Dr Manju Murshed, the superintendent of the local hospital, and Dr T.K. Biswas and his gynaecologist colleague, Dr Ranjan Mustafi all came forward to say that Mrs Besra had been suffering from tuberculosis and an ovarian growth and that she had been successfully treated for both afflictions (Aroup Chatterjee, Mother Teresa: The Final Verdict).
The hospital superintendent declared that he was annoyed at the numerous calls he had received from Mother Teresa’s religious order, pressing him to say that the cure had been “miraculous”.
Mrs Besra herself proved an unreliable witness to the alleged “miracle”. During her interview, she talked at high speed because, as she put it, she “might otherwise forget”, and she begged to be excused questions because she “might have to remember”.

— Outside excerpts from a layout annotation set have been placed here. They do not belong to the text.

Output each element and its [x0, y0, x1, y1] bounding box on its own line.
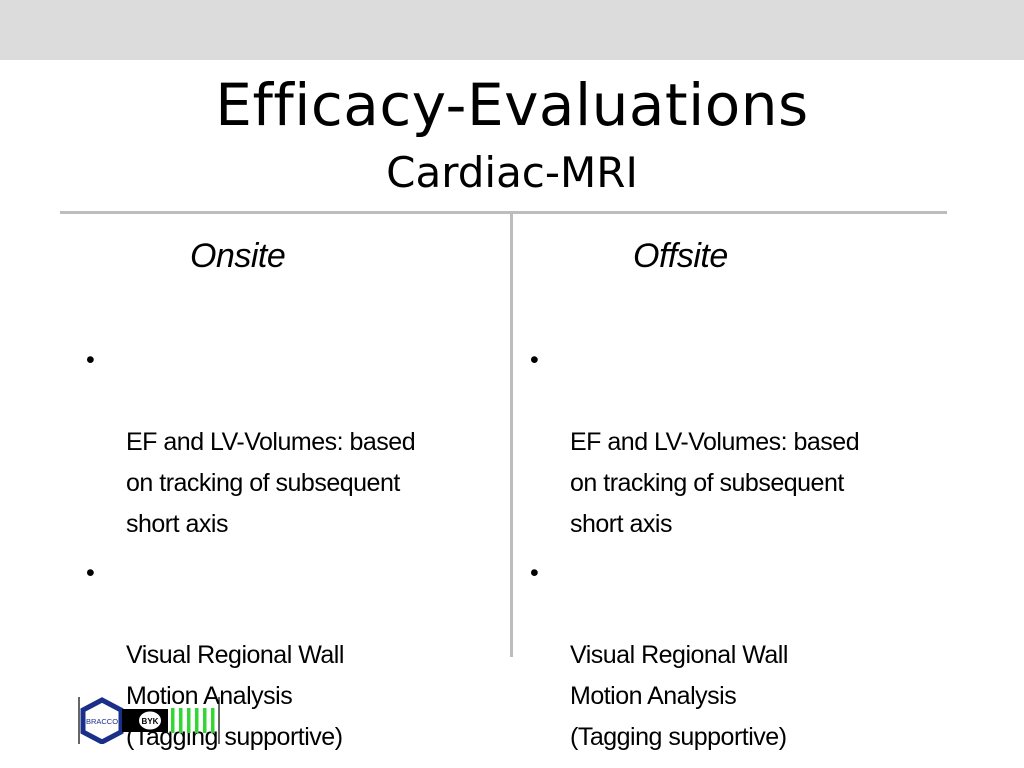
horizontal-divider: [60, 211, 947, 214]
green-stripe: [171, 708, 175, 733]
green-stripe: [187, 708, 191, 733]
bracco-hexagon-icon: [80, 697, 124, 744]
bracco-byk-logo: BRACCO BYK: [78, 697, 220, 744]
bullet-glyph: •: [530, 346, 539, 374]
vertical-divider: [510, 214, 513, 657]
bullet-text: Visual Regional Wall Motion Analysis (Ta…: [570, 641, 788, 751]
bracco-logo-text: BRACCO: [86, 717, 118, 726]
bullet-glyph: •: [86, 346, 95, 374]
top-band: [0, 0, 1024, 60]
green-stripe: [179, 708, 183, 733]
slide-subtitle: Cardiac-MRI: [386, 148, 638, 197]
bullet-item: • EF and LV-Volumes: based on tracking o…: [86, 340, 486, 545]
onsite-bullet-list: • EF and LV-Volumes: based on tracking o…: [86, 340, 486, 766]
green-stripe: [203, 708, 207, 733]
green-stripe: [195, 708, 199, 733]
column-heading-offsite: Offsite: [633, 237, 728, 275]
bullet-text: EF and LV-Volumes: based on tracking of …: [570, 428, 860, 538]
green-stripe: [211, 708, 215, 733]
bullet-item: • Visual Regional Wall Motion Analysis (…: [86, 553, 486, 758]
bullet-glyph: •: [86, 559, 95, 587]
bullet-text: EF and LV-Volumes: based on tracking of …: [126, 428, 416, 538]
column-heading-onsite: Onsite: [190, 237, 286, 275]
bullet-text: Visual Regional Wall Motion Analysis (Ta…: [126, 641, 344, 751]
bullet-glyph: •: [530, 559, 539, 587]
byk-logo-text: BYK: [142, 717, 159, 726]
slide-title: Efficacy-Evaluations: [215, 71, 809, 139]
bullet-item: • Visual Regional Wall Motion Analysis (…: [530, 553, 930, 758]
bullet-item: • EF and LV-Volumes: based on tracking o…: [530, 340, 930, 545]
offsite-bullet-list: • EF and LV-Volumes: based on tracking o…: [530, 340, 930, 766]
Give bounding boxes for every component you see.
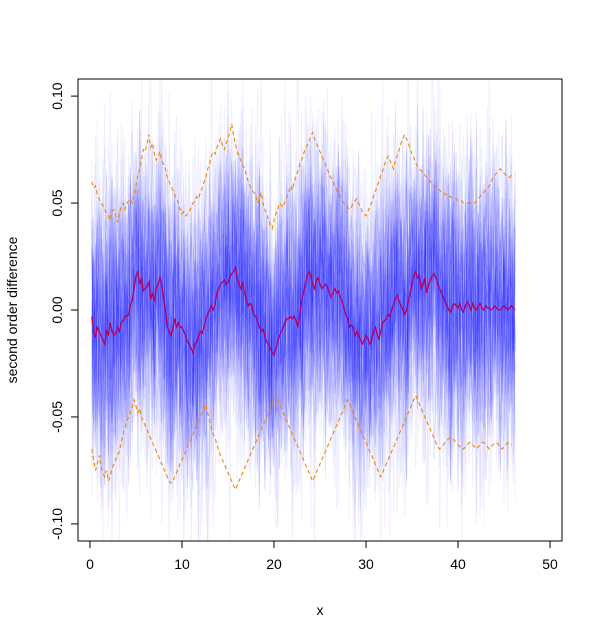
y-tick-label: -0.05	[49, 401, 65, 433]
spaghetti-line	[91, 79, 516, 541]
spaghetti-line	[91, 105, 516, 541]
spaghetti-line	[91, 113, 516, 515]
spaghetti-line	[91, 126, 516, 520]
spaghetti-line	[91, 107, 516, 479]
spaghetti-line	[91, 79, 516, 494]
spaghetti-line	[91, 131, 516, 541]
spaghetti-line	[91, 111, 516, 538]
spaghetti-line	[91, 110, 516, 541]
spaghetti-line	[91, 79, 516, 493]
spaghetti-line	[91, 145, 516, 496]
lower-band-line	[91, 394, 512, 492]
spaghetti-line	[91, 126, 516, 529]
spaghetti-line	[91, 97, 516, 495]
spaghetti-line	[91, 135, 516, 521]
y-tick-label: 0.05	[49, 189, 65, 216]
spaghetti-line	[91, 106, 516, 529]
y-tick-label: 0.10	[49, 82, 65, 109]
spaghetti-line	[91, 112, 516, 510]
spaghetti-line	[91, 79, 516, 524]
spaghetti-line	[91, 79, 516, 527]
spaghetti-line	[91, 134, 516, 502]
spaghetti-line	[91, 109, 516, 511]
spaghetti-line	[91, 107, 516, 505]
x-axis-label: x	[317, 602, 324, 618]
upper-band-line	[91, 123, 514, 231]
x-tick-label: 10	[174, 556, 190, 572]
spaghetti-line	[91, 126, 516, 541]
spaghetti-line	[91, 79, 516, 541]
x-tick-label: 0	[86, 556, 94, 572]
spaghetti-line	[91, 107, 516, 541]
spaghetti-line	[91, 123, 516, 510]
mean-line	[91, 264, 516, 357]
spaghetti-line	[91, 79, 516, 508]
spaghetti-line	[91, 122, 516, 518]
spaghetti-line	[91, 125, 516, 541]
spaghetti-line	[91, 79, 516, 506]
mean-line-group	[91, 264, 516, 357]
y-tick-label: -0.10	[49, 508, 65, 540]
x-tick-label: 50	[542, 556, 558, 572]
x-axis: 0 10 20 30 40 50	[86, 540, 558, 572]
x-tick-label: 20	[266, 556, 282, 572]
spaghetti-line	[91, 79, 516, 531]
spaghetti-line	[91, 107, 516, 522]
spaghetti-line	[91, 110, 516, 487]
spaghetti-line	[91, 113, 516, 538]
spaghetti-line	[91, 103, 516, 541]
spaghetti-line	[91, 79, 516, 496]
spaghetti-line	[91, 139, 516, 541]
band-lines	[91, 123, 514, 492]
x-tick-label: 40	[450, 556, 466, 572]
spaghetti-line	[91, 146, 516, 507]
spaghetti-line	[91, 98, 516, 528]
spaghetti-line	[91, 112, 516, 541]
spaghetti-line	[91, 82, 516, 516]
spaghetti-line	[91, 79, 516, 525]
spaghetti-line	[91, 81, 516, 498]
spaghetti-line	[91, 129, 516, 516]
y-tick-label: 0.00	[49, 296, 65, 323]
spaghetti-line	[91, 82, 516, 488]
spaghetti-line	[91, 109, 516, 541]
spaghetti-line	[91, 127, 516, 489]
x-tick-label: 30	[358, 556, 374, 572]
y-axis-label: second order difference	[4, 236, 20, 383]
spaghetti-line	[91, 151, 516, 526]
spaghetti-line	[91, 90, 516, 522]
spaghetti-line	[91, 93, 516, 529]
y-axis: -0.10 -0.05 0.00 0.05 0.10	[49, 82, 79, 540]
spaghetti-line	[91, 79, 516, 493]
spaghetti-line	[91, 125, 516, 496]
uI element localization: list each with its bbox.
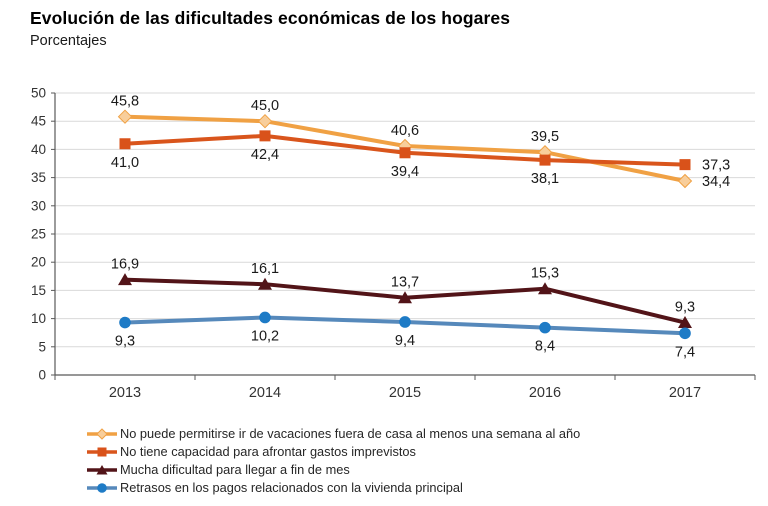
data-point-marker xyxy=(678,316,692,329)
y-axis-tick-label: 40 xyxy=(31,142,46,157)
x-axis-tick-label: 2014 xyxy=(249,385,281,401)
data-label: 39,4 xyxy=(391,164,419,180)
y-axis-tick-label: 0 xyxy=(38,368,46,383)
data-point-marker xyxy=(119,316,131,329)
chart-subtitle: Porcentajes xyxy=(30,33,107,49)
legend-item: No tiene capacidad para afrontar gastos … xyxy=(87,444,580,459)
legend-item: Mucha dificultad para llegar a fin de me… xyxy=(87,462,580,477)
data-label: 8,4 xyxy=(535,339,555,355)
legend-label: Mucha dificultad para llegar a fin de me… xyxy=(120,462,350,477)
data-label: 34,4 xyxy=(702,174,730,190)
chart-legend: No puede permitirse ir de vacaciones fue… xyxy=(87,426,580,495)
data-label: 9,3 xyxy=(675,300,695,316)
data-label: 16,1 xyxy=(251,261,279,277)
x-axis-tick-label: 2017 xyxy=(669,385,701,401)
data-label: 38,1 xyxy=(531,171,559,187)
data-label: 7,4 xyxy=(675,344,695,360)
square-legend-marker-icon xyxy=(87,447,117,456)
legend-item: No puede permitirse ir de vacaciones fue… xyxy=(87,426,580,441)
line-chart: 0 5 10 15 20 25 30 35 40 45 50 2013 2014 2015 2016 2017… xyxy=(31,86,756,401)
y-axis-tick-label: 50 xyxy=(31,86,46,101)
diamond-legend-marker-icon xyxy=(87,427,117,440)
x-axis-tick-label: 2013 xyxy=(109,385,141,401)
data-point-marker xyxy=(539,154,551,166)
data-label: 45,0 xyxy=(251,98,279,114)
chart-header: Evolución de las dificultades económicas… xyxy=(30,8,748,49)
data-label: 40,6 xyxy=(391,123,419,139)
data-label: 37,3 xyxy=(702,158,730,174)
data-label: 15,3 xyxy=(531,266,559,282)
data-label: 16,9 xyxy=(111,257,139,273)
data-point-marker xyxy=(259,130,271,142)
data-label: 9,4 xyxy=(395,333,415,349)
y-axis-tick-label: 25 xyxy=(31,227,46,242)
triangle-legend-marker-icon xyxy=(87,464,117,474)
data-point-marker xyxy=(679,159,691,171)
chart-title: Evolución de las dificultades económicas… xyxy=(30,8,511,28)
data-point-marker xyxy=(538,282,552,295)
data-label: 41,0 xyxy=(111,155,139,171)
data-label: 10,2 xyxy=(251,328,279,344)
y-axis-tick-label: 30 xyxy=(31,198,46,213)
y-axis-tick-label: 15 xyxy=(31,283,46,298)
data-label: 45,8 xyxy=(111,94,139,110)
data-point-marker xyxy=(679,327,691,340)
legend-label: No tiene capacidad para afrontar gastos … xyxy=(120,444,416,459)
data-label: 42,4 xyxy=(251,147,279,163)
data-point-marker xyxy=(399,316,411,328)
data-point-marker xyxy=(118,273,132,286)
data-point-marker xyxy=(117,109,133,124)
y-axis-tick-label: 20 xyxy=(31,255,46,270)
data-point-marker xyxy=(119,138,131,150)
y-axis-tick-label: 5 xyxy=(38,339,46,354)
x-axis-tick-label: 2016 xyxy=(529,385,561,401)
x-axis-tick-label: 2015 xyxy=(389,385,421,401)
data-point-marker xyxy=(259,311,271,324)
data-point-marker xyxy=(258,277,272,290)
legend-label: No puede permitirse ir de vacaciones fue… xyxy=(120,426,581,441)
data-label: 39,5 xyxy=(531,129,559,145)
data-point-marker xyxy=(399,147,411,159)
data-point-marker xyxy=(677,173,693,189)
data-point-marker xyxy=(257,113,273,129)
data-label: 9,3 xyxy=(115,334,135,350)
y-axis-tick-label: 10 xyxy=(31,311,46,326)
circle-legend-marker-icon xyxy=(87,482,117,493)
legend-label: Retrasos en los pagos relacionados con l… xyxy=(120,480,463,495)
data-point-marker xyxy=(539,321,551,334)
data-label: 13,7 xyxy=(391,275,419,291)
y-axis-tick-label: 35 xyxy=(31,170,46,185)
legend-item: Retrasos en los pagos relacionados con l… xyxy=(87,480,580,495)
data-point-marker xyxy=(398,291,412,304)
y-axis-tick-label: 45 xyxy=(31,114,46,129)
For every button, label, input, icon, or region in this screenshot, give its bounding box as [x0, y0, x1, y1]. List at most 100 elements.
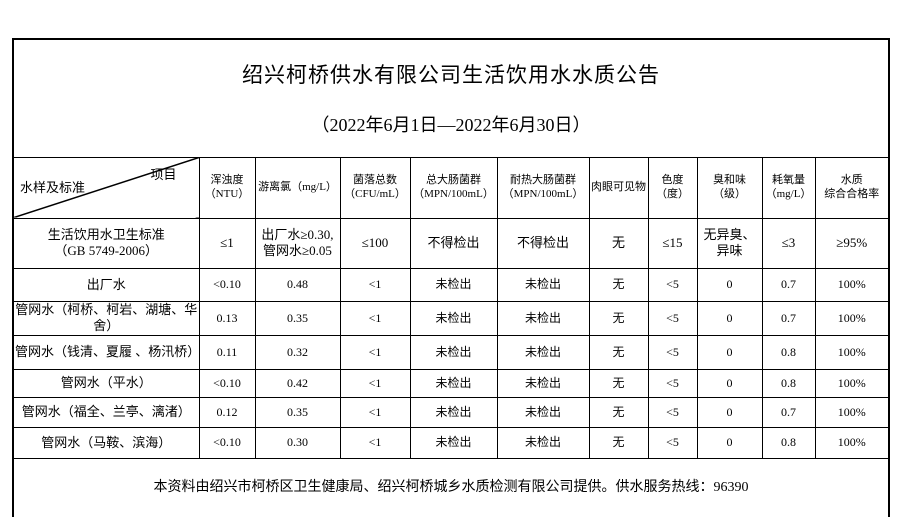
- page-title: 绍兴柯桥供水有限公司生活饮用水水质公告: [242, 63, 661, 87]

Her husband insisted that she had been cured by ordinary, regular medical treatment.
The second dubious “miracle”, involving a Brazilian man, was based on a generalization by the Vatican’s medical commission regarding the present-day lack of medical knowledge to explain the man’s recovery.
Just as in the Dark Ages, the Church is always prompt to fill gaps in knowledge with superstitious beliefs. It ascribes the healing of a living man to the “intervention” of a dead woman who, in her own private letters, had revealed that “for the last 50 years of her life felt no presence of God whatsoever”, and that she had her own doubts about the existence of God.